House and Senate Republicans would like to slash funding for Medicaid in order to give massive tax cuts to the rich. This is not hyperbole, just a simple fact made evident by the only version of the GOP health care bill that the public has seen—the American Health Care Act that failed to pass in the House earlier this year. Right now, that bill is polling at about 17 percent.
“The Congressional Budget Office estimates that the House bill would cut $834 billion and 17 percent of enrollees from the program over a decade.
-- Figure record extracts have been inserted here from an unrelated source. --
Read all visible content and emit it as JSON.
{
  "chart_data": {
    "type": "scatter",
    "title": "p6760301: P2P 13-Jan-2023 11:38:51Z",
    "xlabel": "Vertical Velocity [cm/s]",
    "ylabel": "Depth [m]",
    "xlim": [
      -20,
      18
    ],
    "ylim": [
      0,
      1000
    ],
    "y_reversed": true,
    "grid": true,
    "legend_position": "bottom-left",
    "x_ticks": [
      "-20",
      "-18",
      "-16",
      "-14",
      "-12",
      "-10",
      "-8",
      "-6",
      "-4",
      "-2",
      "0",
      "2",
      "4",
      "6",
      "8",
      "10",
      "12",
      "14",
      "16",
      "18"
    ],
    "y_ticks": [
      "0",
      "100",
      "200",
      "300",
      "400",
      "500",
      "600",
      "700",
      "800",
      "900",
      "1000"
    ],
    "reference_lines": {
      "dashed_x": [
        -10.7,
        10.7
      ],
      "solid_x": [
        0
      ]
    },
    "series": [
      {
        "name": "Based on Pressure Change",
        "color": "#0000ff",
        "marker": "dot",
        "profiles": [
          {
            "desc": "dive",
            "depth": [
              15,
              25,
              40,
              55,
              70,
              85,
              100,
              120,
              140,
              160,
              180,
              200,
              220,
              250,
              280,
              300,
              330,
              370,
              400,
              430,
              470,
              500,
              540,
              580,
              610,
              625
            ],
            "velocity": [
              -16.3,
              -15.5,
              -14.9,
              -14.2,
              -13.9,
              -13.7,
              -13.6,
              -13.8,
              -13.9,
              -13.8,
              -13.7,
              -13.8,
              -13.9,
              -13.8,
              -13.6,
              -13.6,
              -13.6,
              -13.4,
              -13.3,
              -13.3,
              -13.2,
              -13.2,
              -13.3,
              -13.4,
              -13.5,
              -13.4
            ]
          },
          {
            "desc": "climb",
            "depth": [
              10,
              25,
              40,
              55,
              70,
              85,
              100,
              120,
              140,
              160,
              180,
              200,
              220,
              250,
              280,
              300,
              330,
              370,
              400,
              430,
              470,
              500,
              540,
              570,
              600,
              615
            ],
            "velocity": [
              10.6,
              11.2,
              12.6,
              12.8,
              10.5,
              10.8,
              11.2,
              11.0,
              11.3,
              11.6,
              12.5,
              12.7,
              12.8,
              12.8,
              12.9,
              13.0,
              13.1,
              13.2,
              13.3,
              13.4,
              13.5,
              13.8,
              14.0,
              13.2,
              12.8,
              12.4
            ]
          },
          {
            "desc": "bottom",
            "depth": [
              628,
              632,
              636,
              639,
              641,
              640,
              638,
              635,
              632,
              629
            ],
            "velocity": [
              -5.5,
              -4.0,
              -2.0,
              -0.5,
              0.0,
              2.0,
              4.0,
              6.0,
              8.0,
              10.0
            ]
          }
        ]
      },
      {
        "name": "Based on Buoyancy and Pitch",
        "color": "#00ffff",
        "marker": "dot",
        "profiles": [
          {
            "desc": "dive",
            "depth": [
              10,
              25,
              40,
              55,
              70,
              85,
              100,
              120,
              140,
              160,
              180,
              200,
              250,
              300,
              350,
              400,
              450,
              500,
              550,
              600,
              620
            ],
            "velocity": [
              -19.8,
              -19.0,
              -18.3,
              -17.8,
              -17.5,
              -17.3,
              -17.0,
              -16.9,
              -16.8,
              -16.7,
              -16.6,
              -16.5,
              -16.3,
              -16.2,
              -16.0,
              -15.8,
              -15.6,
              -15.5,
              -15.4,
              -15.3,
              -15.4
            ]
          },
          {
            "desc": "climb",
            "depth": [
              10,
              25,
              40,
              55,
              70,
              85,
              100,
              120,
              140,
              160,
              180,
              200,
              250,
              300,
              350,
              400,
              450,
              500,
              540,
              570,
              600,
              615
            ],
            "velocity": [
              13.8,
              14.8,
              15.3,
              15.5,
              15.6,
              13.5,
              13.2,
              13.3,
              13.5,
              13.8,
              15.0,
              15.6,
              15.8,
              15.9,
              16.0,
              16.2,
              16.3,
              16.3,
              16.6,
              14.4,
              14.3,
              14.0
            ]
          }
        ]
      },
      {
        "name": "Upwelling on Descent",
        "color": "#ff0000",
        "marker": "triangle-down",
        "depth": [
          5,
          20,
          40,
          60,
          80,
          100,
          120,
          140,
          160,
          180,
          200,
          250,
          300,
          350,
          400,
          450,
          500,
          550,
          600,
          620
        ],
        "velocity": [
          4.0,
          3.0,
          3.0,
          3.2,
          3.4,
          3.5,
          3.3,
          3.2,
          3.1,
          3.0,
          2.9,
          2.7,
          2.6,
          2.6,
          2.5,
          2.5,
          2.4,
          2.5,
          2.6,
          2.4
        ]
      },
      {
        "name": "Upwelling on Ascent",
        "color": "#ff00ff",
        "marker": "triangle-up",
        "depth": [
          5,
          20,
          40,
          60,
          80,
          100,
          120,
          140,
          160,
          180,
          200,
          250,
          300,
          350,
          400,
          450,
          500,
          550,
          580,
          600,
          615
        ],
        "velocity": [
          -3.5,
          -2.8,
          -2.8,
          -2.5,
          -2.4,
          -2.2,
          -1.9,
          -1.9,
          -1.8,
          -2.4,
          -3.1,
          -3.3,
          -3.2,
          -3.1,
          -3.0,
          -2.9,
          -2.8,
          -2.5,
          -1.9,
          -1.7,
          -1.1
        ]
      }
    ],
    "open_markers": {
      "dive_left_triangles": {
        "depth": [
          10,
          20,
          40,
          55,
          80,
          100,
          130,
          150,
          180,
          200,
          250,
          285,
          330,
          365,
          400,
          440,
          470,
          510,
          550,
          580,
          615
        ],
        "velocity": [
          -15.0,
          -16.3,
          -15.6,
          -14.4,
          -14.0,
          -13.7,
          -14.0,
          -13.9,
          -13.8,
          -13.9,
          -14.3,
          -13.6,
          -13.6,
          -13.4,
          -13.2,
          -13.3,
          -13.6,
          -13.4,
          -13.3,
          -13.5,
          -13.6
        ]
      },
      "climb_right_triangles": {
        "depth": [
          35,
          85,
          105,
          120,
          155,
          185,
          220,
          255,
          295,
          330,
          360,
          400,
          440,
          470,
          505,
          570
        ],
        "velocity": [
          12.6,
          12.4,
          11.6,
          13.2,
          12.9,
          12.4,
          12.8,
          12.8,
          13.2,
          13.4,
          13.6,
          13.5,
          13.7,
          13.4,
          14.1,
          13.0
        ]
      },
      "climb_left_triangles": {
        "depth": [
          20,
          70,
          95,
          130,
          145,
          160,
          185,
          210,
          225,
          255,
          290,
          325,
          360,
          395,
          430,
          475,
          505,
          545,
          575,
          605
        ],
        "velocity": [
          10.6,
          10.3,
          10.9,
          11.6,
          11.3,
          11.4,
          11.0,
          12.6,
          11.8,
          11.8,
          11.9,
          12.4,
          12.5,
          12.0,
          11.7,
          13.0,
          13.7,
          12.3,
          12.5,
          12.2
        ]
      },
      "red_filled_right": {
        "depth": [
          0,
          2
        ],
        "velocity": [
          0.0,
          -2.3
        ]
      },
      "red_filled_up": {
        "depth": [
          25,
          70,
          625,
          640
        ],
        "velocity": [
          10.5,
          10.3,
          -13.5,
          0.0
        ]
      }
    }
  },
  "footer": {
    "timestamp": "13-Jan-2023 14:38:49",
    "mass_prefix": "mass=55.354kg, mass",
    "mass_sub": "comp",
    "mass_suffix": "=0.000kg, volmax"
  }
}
The Senate GOP is keeping its bill secret… but word around the Capitol is it would make it even harder for low-income and disabled Americans to get the lifesaving care they need,” says Cauterucci.
Meanwhile, Senate Republicans, under Mitch McConnell’s leadership, are keeping their version secret from the public and from many members of their own party, if Republican senators such as Mike Lee and John McCain are to be believed.
Overall, both versions are bound to cause disproportionate harm to women, since they live longer and “comprise 69 percent of the 9 million Americans who qualify for both Medicaid and Medicare,” argues Christina Cauterucci.
“The New York Times editorial board argued last week that “a system of caregiving that is already clearly strained would implode” if the GOP’s proposed Medicaid cuts go through,” Cauterucci notes.
But that is only the beginning of the disastrous effects for women. Women are also far more likely than men to become their parents caregivers, and without Medicaid, the next generation of women will find it much harder to provide for themselves while supporting older family members.
Daughters already shoulder 31 percent of all informal, unpaid elder care in the US.